Finding efficiencies through technology
Business leaders share lessons learned at manufacturing event

By Katherine Michalets - Freeman Staff

Oct. 2, 2015

BROOKFIELD - On day one of Manufacturing Month, Waukesha County companies focused on how technology has changed and will continue to change their industry during a Waukesha County Business Alliance event Thursday.

Tom Feist, general manager of Advanced Manufacturing Engineering at GE Healthcare; Clayton Tychkowsky, president of Eaton’s Cooper Power Systems Business; and Mary Wehrheim, president of Stanek Tool, shared their perspectives on how technology has helped manufacturing to evolve.

Wehrheim said a significant part of implementing technology in a manufacturing business is communicating to the workers that the changes are positive.

“This is good for you. It’s good for the company. It’s good for the world,” she said of her message to employees.

One of those benefits is efficiency.

Feist said the Internet has been a huge game-changer in how it allows data to be transferred so that a doctor in Australia can be reviewing a Wisconsin patient’s X-ray.

“It has flattened the world dramatically,” he said. “It has allowed a number of players to come and compete.”

Implementing technology is driven by economic factors, such as wages, Tychkowsky said. Manually intense labor tends to be performed in places like Asia, while Europe adopted automatic work quicker.

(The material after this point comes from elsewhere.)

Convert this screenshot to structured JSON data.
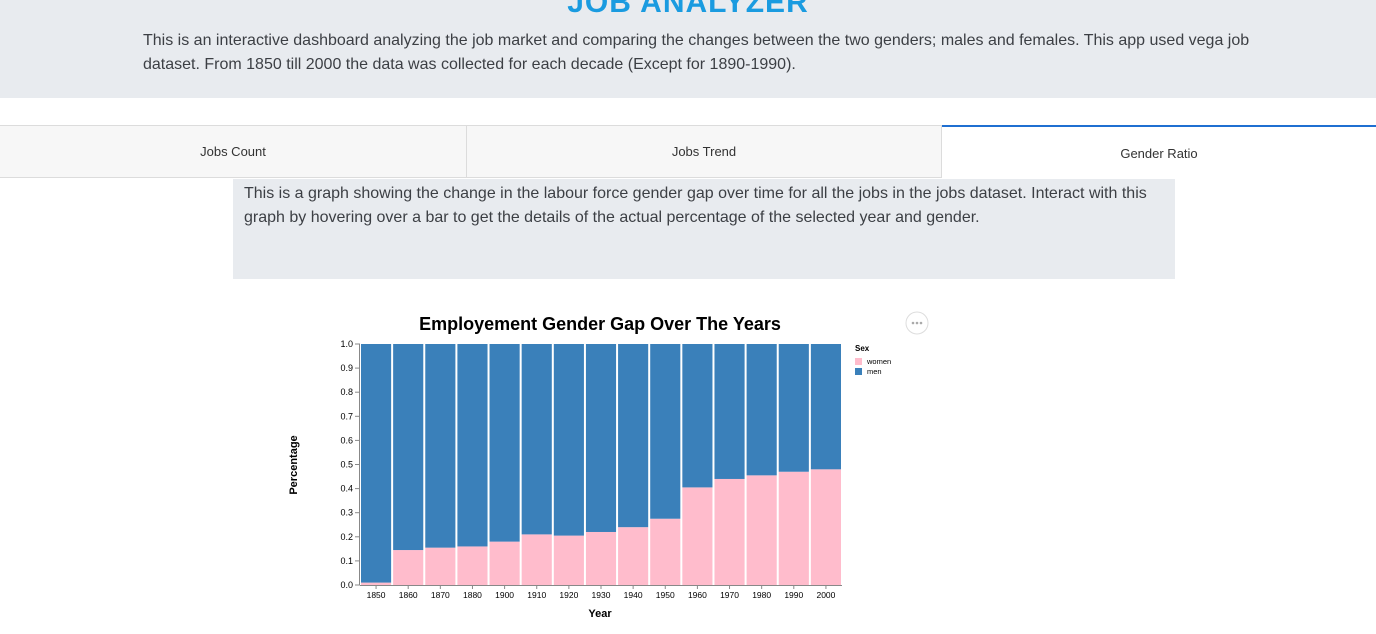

While all the technology has created efficiencies, Tychkowsky said business leaders must be careful not to allow its use in their companies to get away from them or it could lead to many problems.

Feist agreed that technology must be used properly for the best results. Also important is harvesting the data collected by the technology and using it to help the company.

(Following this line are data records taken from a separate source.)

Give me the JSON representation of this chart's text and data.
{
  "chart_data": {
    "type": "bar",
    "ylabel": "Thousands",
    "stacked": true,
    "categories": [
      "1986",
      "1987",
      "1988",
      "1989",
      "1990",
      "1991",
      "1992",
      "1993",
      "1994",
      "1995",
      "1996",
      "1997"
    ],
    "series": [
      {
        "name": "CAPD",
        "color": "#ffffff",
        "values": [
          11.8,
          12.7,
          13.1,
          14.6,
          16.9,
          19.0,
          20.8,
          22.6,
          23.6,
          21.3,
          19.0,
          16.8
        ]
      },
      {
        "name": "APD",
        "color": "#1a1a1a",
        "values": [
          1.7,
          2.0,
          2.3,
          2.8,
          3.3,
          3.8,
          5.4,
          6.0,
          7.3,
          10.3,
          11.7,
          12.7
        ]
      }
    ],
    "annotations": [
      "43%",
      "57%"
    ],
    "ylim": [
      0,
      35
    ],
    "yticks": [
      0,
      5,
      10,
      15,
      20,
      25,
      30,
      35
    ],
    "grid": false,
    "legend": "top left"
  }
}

“It allows you to optimize the flow for your company,” he said.

The cost of technology must be carefully weighed against the potential benefits, Feist said.

It’s easy to fall in love with the new model of a machine, but Feist said it’s important to first estimate the potential payoff, as well as to evaluate how much immediate dip in productivity there will be after implementing the machine in the company.

“Our customers are expecting us to find ways to be more productive and technology helps us to do that,” Tychkowsky said.

Feist said it’s important to realize that a company can monetize the efficiencies. At GE Healthcare, he said, they not only sell the equipment but the solution and can guarantee that a certain amount of improvement will be realized with efficiency, for example.

“It’s perfectly reasonable to sell that value,” he said.